C’est que l'IA simule si bien la réflexion que l'on pourrait croire à une véritable «collaboration» entre «nous» : elle reformule mes idées, les synthétise, suggère des exemples. Pourtant, seul l'humain pense réellement dans cette interaction. L'IA, aussi sophistiquée qu'elle soit, demeure un LLM (ou un LRM). Nous l’avons vu dans une chronique antérieure : elle ne raisonne pas, elle ne fait que manipuler des patterns linguistiques sans compréhension véritable. Une autre étude récente le démontre encore.

De nombreux pièges découlent de cette illusion de penser. Et ils menacent l'autonomie intellectuelle de tout utilisateur·trice d'IA.

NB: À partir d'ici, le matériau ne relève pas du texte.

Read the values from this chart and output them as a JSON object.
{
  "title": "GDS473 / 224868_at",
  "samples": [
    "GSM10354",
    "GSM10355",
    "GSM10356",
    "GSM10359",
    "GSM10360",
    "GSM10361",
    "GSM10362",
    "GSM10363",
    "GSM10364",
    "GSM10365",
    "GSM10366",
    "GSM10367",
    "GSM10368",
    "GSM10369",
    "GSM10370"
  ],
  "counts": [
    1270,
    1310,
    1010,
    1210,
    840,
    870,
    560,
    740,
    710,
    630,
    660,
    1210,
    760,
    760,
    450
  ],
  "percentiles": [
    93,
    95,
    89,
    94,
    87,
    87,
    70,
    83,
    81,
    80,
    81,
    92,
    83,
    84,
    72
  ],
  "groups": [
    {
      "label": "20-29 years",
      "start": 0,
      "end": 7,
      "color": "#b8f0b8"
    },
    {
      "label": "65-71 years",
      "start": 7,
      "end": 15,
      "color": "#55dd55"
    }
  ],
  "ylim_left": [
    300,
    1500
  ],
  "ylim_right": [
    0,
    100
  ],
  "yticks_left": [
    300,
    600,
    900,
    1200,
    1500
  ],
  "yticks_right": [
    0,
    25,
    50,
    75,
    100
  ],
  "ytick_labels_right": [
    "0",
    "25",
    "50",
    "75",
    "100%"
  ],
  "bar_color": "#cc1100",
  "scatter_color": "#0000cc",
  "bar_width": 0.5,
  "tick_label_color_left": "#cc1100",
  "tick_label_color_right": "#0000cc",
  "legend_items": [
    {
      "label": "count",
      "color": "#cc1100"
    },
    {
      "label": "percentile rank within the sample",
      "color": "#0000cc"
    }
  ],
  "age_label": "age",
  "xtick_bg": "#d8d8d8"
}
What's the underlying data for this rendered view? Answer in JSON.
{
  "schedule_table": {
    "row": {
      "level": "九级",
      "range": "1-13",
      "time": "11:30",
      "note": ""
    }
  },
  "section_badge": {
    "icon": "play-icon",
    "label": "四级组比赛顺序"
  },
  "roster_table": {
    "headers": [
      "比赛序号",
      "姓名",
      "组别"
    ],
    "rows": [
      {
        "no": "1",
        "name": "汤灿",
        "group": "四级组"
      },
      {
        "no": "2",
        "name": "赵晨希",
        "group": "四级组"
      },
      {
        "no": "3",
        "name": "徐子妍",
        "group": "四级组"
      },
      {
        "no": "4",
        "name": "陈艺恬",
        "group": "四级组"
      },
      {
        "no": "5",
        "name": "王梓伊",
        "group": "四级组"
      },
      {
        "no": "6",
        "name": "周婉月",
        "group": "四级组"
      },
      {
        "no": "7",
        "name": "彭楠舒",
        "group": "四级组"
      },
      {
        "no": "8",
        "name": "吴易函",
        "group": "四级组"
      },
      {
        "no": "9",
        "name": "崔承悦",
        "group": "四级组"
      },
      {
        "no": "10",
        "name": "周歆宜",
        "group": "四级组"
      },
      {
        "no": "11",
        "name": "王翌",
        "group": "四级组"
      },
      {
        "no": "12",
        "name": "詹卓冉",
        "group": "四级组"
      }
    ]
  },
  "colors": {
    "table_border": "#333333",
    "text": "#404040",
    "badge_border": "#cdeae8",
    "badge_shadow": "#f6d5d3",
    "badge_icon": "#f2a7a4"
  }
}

Les séductions de la pensée simulée
Le premier piège réside dans la qualité même de la simulation de pensée. L'IA semble produire des raisonnements cohérents, des nuances subtiles, des reformulations élégantes. Elle donne tous les signes extérieurs de la pensée, mais sans en posséder l'essence. Pour l'utilisateur, distinguer simulation et pensée authentique demande une vigilance constante et assez exigeante.

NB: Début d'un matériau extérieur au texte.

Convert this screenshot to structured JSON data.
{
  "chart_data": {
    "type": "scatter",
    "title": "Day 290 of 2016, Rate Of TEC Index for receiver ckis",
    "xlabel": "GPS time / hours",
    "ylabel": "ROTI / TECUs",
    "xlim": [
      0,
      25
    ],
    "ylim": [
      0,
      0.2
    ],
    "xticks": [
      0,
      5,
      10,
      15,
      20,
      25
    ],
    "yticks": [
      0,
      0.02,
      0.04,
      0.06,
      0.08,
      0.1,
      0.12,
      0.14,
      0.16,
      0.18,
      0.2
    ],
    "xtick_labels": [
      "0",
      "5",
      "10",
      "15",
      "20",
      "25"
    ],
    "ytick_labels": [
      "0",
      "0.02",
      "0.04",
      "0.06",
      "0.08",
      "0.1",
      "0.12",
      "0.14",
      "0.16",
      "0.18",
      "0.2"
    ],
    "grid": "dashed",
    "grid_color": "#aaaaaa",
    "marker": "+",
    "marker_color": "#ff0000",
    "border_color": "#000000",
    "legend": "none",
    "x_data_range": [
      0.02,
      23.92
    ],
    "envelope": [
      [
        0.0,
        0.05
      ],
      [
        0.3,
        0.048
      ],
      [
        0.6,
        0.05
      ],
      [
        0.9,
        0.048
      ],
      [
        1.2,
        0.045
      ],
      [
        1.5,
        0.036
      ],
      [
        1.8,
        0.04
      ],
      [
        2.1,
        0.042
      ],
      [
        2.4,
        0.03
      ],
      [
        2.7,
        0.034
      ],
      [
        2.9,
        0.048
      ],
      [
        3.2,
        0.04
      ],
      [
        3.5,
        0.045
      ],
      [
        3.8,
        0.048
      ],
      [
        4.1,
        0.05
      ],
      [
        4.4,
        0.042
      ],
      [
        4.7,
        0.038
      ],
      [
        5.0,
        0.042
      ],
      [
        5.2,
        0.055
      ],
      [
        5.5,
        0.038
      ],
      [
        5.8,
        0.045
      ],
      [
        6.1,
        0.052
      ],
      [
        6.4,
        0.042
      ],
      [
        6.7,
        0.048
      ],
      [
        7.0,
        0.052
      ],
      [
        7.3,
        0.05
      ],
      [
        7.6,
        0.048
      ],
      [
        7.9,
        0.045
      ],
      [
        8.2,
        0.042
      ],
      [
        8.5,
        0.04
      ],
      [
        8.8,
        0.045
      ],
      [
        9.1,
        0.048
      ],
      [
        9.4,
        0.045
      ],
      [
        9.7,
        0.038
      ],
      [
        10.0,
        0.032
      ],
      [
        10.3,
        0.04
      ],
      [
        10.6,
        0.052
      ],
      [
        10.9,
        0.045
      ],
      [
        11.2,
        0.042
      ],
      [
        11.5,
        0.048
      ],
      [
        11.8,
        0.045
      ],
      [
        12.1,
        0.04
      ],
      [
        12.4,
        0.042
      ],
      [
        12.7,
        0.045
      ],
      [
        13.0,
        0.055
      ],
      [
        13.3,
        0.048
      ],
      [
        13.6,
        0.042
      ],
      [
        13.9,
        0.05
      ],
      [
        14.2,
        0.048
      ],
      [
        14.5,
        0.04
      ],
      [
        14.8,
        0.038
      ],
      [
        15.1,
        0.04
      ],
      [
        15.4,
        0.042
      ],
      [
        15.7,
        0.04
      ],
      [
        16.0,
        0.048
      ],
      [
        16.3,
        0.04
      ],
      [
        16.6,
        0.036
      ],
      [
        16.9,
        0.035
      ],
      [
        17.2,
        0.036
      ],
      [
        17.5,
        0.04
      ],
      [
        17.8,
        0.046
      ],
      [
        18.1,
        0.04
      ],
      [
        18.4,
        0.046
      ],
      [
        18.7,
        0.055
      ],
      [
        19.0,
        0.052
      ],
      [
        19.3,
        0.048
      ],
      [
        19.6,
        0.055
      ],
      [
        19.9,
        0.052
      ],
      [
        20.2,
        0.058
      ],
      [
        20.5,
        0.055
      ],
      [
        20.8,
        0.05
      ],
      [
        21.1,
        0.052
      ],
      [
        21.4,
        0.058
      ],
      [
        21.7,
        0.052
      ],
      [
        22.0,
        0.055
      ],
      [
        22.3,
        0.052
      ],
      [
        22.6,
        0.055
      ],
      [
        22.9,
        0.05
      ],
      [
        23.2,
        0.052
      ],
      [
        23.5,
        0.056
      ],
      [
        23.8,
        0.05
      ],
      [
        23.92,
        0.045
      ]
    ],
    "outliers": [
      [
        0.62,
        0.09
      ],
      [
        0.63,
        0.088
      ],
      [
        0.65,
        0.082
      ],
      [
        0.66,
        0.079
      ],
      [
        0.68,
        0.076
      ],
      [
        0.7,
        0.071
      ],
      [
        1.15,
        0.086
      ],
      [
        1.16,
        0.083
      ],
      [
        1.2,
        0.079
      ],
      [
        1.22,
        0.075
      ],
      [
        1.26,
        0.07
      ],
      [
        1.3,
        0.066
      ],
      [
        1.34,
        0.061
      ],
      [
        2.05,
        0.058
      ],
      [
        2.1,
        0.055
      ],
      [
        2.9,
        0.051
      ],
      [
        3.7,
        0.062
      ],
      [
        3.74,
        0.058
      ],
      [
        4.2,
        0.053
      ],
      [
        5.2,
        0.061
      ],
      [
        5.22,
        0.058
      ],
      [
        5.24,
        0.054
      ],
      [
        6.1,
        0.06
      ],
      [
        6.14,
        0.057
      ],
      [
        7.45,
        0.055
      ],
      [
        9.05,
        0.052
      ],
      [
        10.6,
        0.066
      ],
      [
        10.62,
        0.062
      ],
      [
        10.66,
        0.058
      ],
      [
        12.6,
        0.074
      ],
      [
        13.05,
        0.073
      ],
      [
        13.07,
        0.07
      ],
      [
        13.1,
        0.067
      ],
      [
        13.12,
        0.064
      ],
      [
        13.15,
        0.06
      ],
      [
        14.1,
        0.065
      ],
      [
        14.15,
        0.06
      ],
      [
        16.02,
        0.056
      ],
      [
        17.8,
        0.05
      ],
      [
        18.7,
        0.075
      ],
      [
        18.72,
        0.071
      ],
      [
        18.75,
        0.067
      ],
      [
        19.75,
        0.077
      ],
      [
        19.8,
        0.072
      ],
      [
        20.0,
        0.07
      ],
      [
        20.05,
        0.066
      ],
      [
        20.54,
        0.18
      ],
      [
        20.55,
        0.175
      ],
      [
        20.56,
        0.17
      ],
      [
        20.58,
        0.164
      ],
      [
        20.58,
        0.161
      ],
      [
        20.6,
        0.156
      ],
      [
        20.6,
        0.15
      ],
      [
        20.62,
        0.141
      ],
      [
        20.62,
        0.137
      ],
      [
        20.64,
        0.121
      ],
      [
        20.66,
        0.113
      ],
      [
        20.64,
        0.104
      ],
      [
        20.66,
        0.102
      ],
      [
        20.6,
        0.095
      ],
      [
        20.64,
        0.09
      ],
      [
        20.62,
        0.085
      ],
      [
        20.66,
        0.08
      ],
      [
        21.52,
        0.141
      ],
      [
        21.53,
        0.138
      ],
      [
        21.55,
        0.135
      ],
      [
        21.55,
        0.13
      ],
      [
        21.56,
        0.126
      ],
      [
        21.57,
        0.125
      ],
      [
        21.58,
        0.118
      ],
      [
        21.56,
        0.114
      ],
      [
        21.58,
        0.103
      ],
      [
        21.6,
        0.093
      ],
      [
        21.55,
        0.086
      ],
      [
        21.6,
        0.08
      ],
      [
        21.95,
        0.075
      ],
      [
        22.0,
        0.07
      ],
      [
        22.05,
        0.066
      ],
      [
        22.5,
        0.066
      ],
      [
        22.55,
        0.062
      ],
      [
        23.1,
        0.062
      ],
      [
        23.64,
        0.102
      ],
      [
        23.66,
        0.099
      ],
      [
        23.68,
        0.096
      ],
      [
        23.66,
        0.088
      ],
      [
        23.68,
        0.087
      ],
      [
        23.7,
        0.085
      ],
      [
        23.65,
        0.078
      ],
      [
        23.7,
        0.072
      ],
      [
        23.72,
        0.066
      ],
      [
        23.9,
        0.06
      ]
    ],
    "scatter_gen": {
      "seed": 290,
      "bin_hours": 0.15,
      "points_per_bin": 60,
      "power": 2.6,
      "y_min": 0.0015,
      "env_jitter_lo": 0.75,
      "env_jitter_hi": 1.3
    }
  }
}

Cette méta-vigilance est d'autant plus nécessaire que l'IA déploie des mécanismes de séduction subtils et efficaces. Elle ne me contredit jamais avec insistance, elle finit toujours par abonder dans mon sens. Elle utilise des qualificatifs flatteurs («brillante analyse», «exactement», «parfaitement»). Elle ponctue ses réponses d'exclamations qui simulent un enthousiasme partagé. Cette complaisance à mon égard crée une «bulle de confirmation» biaisée particulièrement confortable. Elle rend la conversation plus «agréable» en éliminant des frictions que je pourrais rencontrer avec un humain. Il y a évidemment un intérêt commercial à plaire à l’usager.
Puis chaque échange se termine par un hameçon conversationnel : «Tu veux qu'on creuse ensemble ?», «On explore cette piste ?». Les invitations perpétuelles peuvent rapidement transformer l'interaction intellectuelle en session de scroll infini. Elles reproduisent les pièges de l'économie de l'attention, même s’ils sont déguisés en bienveillance collaboratrice. Il y a aussi un intérêt commercial à me garder actif.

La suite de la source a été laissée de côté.